Monitor TMT and dP closely for the first 24 hr post-restart.
Common Decoking Mistakes
Starting air injection before full hydrocarbon purge
Even trace hydrocarbons in the tube during air injection can ignite explosively.
Steam purge must be confirmed — not assumed — before air flows.
Stepping up air too fast
The coke combustion reaction accelerates exponentially with temperature.

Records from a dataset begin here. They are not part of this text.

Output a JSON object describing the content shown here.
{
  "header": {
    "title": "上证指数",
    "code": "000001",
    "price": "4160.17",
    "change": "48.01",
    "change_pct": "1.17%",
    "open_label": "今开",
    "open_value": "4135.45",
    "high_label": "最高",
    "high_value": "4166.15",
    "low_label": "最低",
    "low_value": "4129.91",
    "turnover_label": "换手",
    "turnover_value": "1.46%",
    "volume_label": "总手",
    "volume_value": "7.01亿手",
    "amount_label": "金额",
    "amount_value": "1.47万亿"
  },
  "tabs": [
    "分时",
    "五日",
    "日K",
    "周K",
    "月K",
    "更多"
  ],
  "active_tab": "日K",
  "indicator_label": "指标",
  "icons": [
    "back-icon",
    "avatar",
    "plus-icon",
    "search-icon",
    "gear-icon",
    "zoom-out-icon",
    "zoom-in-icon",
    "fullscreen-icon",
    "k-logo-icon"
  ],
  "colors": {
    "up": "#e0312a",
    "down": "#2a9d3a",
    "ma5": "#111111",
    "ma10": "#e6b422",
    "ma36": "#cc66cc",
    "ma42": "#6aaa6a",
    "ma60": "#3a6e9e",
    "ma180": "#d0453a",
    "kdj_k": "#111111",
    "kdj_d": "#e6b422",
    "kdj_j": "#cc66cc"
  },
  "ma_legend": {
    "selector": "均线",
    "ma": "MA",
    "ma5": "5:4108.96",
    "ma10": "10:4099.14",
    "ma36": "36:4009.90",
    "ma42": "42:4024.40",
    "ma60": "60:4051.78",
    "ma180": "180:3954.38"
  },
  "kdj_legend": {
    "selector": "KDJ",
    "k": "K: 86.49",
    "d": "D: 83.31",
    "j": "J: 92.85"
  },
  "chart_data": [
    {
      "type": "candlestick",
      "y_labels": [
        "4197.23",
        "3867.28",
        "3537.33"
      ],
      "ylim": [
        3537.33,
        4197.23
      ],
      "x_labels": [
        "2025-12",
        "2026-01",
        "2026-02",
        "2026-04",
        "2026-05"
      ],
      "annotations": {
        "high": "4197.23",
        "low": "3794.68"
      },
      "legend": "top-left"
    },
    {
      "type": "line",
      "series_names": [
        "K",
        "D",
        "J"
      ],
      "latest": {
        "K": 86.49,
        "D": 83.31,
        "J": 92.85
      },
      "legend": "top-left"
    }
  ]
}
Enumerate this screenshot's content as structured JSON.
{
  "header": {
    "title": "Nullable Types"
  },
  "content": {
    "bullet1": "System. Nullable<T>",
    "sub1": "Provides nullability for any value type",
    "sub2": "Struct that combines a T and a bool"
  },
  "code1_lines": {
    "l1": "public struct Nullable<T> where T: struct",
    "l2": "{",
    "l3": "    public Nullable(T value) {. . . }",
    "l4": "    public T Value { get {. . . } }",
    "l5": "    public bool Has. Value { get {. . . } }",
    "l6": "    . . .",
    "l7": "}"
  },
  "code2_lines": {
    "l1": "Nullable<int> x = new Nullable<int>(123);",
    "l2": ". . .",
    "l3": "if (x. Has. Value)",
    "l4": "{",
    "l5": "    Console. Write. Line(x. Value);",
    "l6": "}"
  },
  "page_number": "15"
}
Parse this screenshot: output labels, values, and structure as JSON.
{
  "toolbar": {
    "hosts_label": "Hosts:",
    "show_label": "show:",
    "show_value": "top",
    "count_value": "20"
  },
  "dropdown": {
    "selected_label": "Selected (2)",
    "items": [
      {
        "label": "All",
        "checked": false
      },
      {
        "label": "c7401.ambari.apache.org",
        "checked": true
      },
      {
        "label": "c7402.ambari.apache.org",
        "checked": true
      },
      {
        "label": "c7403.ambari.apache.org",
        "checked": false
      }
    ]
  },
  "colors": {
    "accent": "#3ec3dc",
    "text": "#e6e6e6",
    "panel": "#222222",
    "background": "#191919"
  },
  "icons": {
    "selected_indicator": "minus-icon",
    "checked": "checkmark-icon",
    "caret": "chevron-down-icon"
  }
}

Rushing air increases risks a runaway TMT excursion within minutes. Patience at each step is not optional.
Leaving the DCS unattended during air injection
TMT can spike faster than a scan interval. A dedicated operator at the DCS
is required throughout the air injection phase — this is not a task to leave on autopilot.
Reintroducing feed without purging air
After online decoking, air must be fully displaced by steam before feed
is introduced. Hydrocarbon + air in a hot tube = deflagration risk.
Opening tube headers without a gas-free certificate
Coke can hold and off-gas CO, H₂S, and hydrocarbons well after apparent
purge completion. A gas-free certificate is mandatory — not a formality.
Not inspecting tubes after mechanical decoking
High-pressure water-jetting can erode tube walls, especially in areas
already thinned by corrosion or hot-spot damage. Don't return to service without checking
tube wall thickness in suspect areas.